Liz Cheney chaired the House Republican Conference, the third-highest position in the House GOP leadership, from 2019 to 2021 — but lost support in her own party when she became critical of Donald Trump
Wyoming Republican Liz Cheney lost her bid for reelection, in a stunning — but not entirely unexpected — defeat in a Tuesday primary race. Attorney Harriet Hageman, who earned the endorsement of former President Donald Trump, won the Republican primary.
Cheney, the daughter of former Vice President Dick Cheney, is a longtime Republican who found herself the target of ire by Trump — whom she voted to impeach following the Jan. 6, 2021 insurrection at the U.S. Capitol — and his supporters.

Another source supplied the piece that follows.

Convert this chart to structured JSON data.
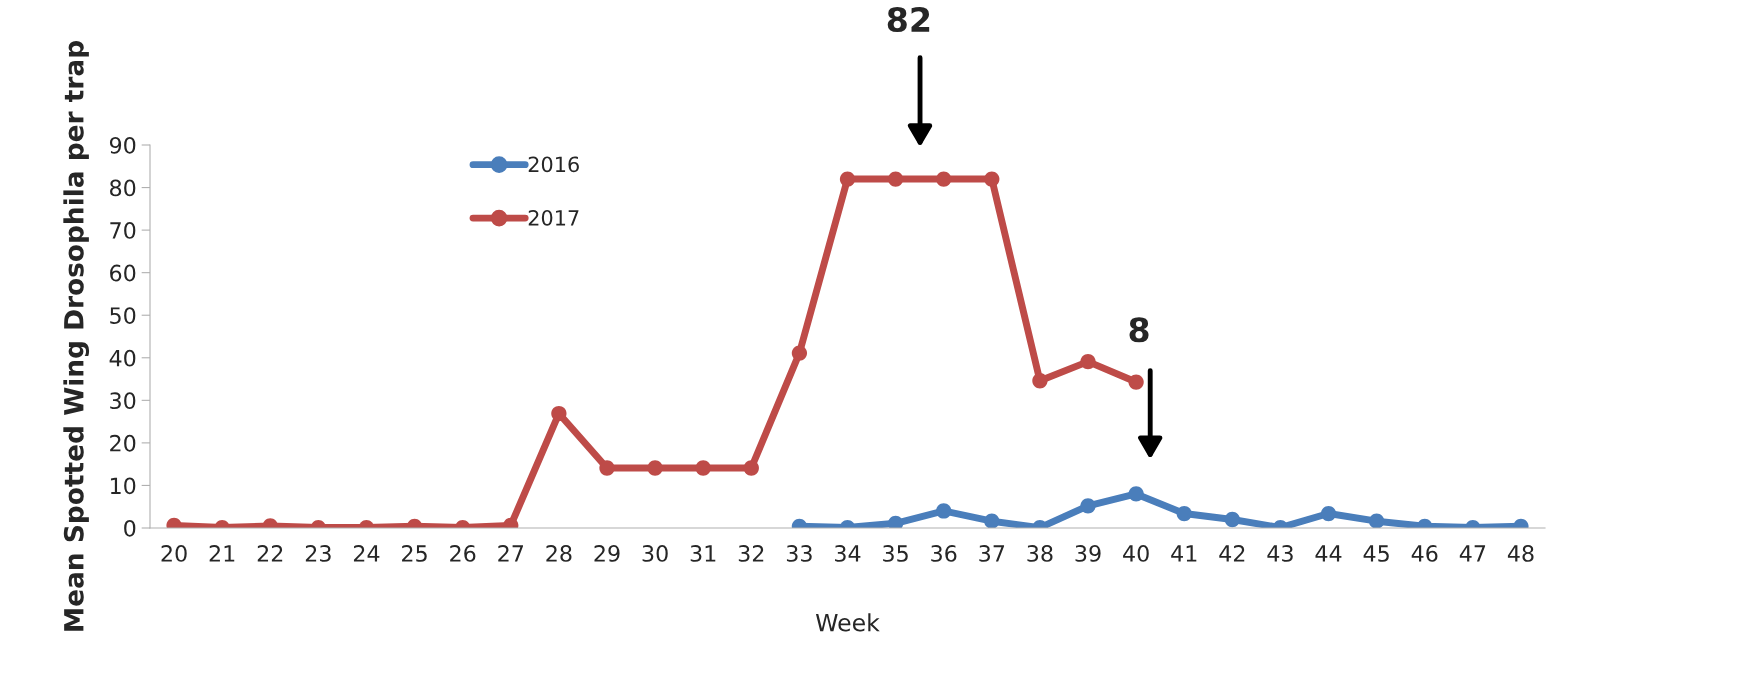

As it became evident she could not win, Cheney, 56, spoke to her supporters and staff telling them their work “wasn’t over” and made it clear who she blamed for her defeat.
A clear path to reelection “would’ve required that I go along with President Trump’s lie about the 2020 election,” she said. “It would’ve required that I enable his ongoing efforts to unravel our democratic system and attack the foundations of our republic.
“That was a path I could not and would not take.”
Prior to her loss, Cheney tweeted she was “proud to cast my ballot today.”
“The challenges we are facing require serious leaders who will abide by their oath and uphold the Constitution- no matter what,” the Republican wrote.
Proud to cast my ballot today. The challenges we are facing require serious leaders who will abide by their oath and uphold the Constitution- no matter what. pic.twitter.com/PcTXUR6Aw1
— Liz Cheney (@Liz_Cheney) August 16, 2022
Cheney worked for the State Department before launching a failed Senate bid in 2014. In 2016, she launched another campaign, this time for the House of Representatives, where she was successful, and ultimately elected with more than 60% of the vote.
She chaired the House Republican Conference, the third-highest position in the House GOP leadership, from 2019 to 2021, but she lost support from those in her own party in recent years.
Republicans in Wyoming voted to strip Cheney of her party affiliation last November, following her attempts to hold accountable the former president and his supporters for the attack on the U.S. Capitol and the myriad attempts to overturn the 2020 presidential election.
By 2022, she found herself fighting an uphill battle to reelection, and was running in a primary against a group of candidates who sided with Trump, 76, in saying that the 2020 was “rigged and stolen.”
Ahead of the primary on Tuesday, Cheney released her final ad campaign in her bid to earn the GOP’s nomination for House of Representatives, in which she condemned the lies surrounding the 2020 presidential elections.
“America cannot remain free if we abandon the truth,” Cheney said in the video. “The lie that the 2020 presidential election was stolen in insidious, it preys on those who love their country, it is a door Donald Trump opened to manipulate Americans to abandon their principles, to sacrifice their freedom, to justify violence, to ignore the rulings of our courts and the rule of law.”
Talking to the citizens of her state and across the country, Cheney affirmed that while the lies make up former President Trump’s legacy, “it cannot be the future of our nation.” She continued, explaining that history has proven that “poisonous lies destroy free nations.”
Earlier this month Liz’s father made a statement of his own against Trump.
In the video, the longtime politician, 81, called Trump a “coward,” adding: “In our nation’s 246-year history, there has never been an individual who is a greater threat to our republic than Donald Trump.”
Cheney serves as the vice chair of the House select committee investigating the Capitol riots, a role she has said “may be the most important thing I ever do.”